7 thoughts on “Good Grief

  1. Excellent post. I’ve been (reluctantly) thinking about SaveMe in a much similar way lately. Thank god you said it, now I don’t have to!

  2. there’s good graffiti art in the physical world and then theres plain old annoying tagging. Sl is a little similar.
    At least SMO lives in the moment and isnt the type to leave some annoying spammy particle emitter like most ‘griefers. there should be a new name for such artists. ‘Graffers’ or somthng.
    (the Matts weren’t really in sl ,merely physical worlders using the medium briefly, so didn’t understand the social dynamics of what it was all about. presenting just more ‘same old’ sl art but using their famous physical world names to get an audience & seem cutting edge)

  3. I like this post. several months ago, i watched a documentary on graffiti, then later i also watched the movie about banksy. one think that i remember noting from ONE of them, i forget, was the but about leaving your name places… and the urge to do that. that is what tagging is also about..(and it has been demonized by the bourgeois and pseudo bourgeois wannabes of the world.. so yes.. in many cases tagging has become aggression against rival groups.. or gangs, in my former homeland of the physical world). . and i was trying to think of a way to do graffiti in the virtual world that would not piss people off… people do get pissed off so easily it seems! i thought about the bird-head cubes that attacked me on Teal when i was making a brief stopover at the particle lab… i actually thought it was hilarious.. but would have preferred it stopped maybe a few minutes in.. but it didn’t piss me off, i thought it was entertaining in its own way.. and came back to the particle lab a little later for my errant.. no big deal. As for SaveMe, i often find her interruptions and some of the reactions even more entertaining than the event being disrupted. I even blogged about her antics and the emotional responses from members of the audience resulting in more interesting and honest remarks than i usually hear at gatherings of artists. and i, too, was thinking of banksy. destructive aggressive behavior is not good street art altho it may be street art to some, but yes, i agree, many griefers are the street artists of the virtual world… and i dont think they should be automatically grouped in with the ones that sneak in while someone is not on their sim and destroy the terraforming.. now that is annoying… but easily fixable if the sim owner keeps a raw file of their sim. I am still trying to think of a way to join street art.. as the artsy things i do are more “outsider art”.. not considered art at all by most. of course i usually limit myself to making fun plants. but sometimes even that can get boring 🙂
    ok, i just woke up so i hope this makes some kind of sense.. i am not going to go back and check it.. i am not awake enuf :))

  4. Timberlake really impressed me with his off-the-cuff wit during his time on the stage.
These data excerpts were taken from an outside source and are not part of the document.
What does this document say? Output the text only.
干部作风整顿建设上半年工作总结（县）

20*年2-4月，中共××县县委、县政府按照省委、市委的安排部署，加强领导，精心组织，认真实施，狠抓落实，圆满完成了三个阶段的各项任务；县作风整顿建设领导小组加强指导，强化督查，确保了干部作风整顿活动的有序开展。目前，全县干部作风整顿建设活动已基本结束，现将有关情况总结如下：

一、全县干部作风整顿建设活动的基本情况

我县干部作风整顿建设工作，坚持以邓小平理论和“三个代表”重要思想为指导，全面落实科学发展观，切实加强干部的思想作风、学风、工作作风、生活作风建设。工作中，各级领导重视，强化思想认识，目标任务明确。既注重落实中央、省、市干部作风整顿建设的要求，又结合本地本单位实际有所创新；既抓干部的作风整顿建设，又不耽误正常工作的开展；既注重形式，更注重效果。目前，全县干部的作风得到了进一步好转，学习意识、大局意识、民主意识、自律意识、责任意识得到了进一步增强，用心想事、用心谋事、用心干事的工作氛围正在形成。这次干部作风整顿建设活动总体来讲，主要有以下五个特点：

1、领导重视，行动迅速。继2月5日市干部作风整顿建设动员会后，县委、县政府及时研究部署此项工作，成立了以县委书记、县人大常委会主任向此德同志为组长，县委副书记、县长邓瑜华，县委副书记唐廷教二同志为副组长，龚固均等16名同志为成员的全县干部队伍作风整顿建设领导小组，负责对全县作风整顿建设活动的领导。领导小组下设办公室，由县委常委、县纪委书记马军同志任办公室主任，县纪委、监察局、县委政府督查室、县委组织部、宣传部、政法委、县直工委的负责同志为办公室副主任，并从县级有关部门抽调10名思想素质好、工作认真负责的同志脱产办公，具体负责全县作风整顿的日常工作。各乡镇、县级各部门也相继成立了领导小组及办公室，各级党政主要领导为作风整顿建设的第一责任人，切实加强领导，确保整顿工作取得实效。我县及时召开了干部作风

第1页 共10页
I agree with Pye, there are artists out there and there are people who abuse artistic license, but we just have to suffer the fools so the geniuses can work. It’s almost a necessity to allow total freedom if any environment is going to be truly creative.

  5. Very cool article, an often overlooked and much more constructive view on (some) griefing, as an art form coupled with civil disobedience.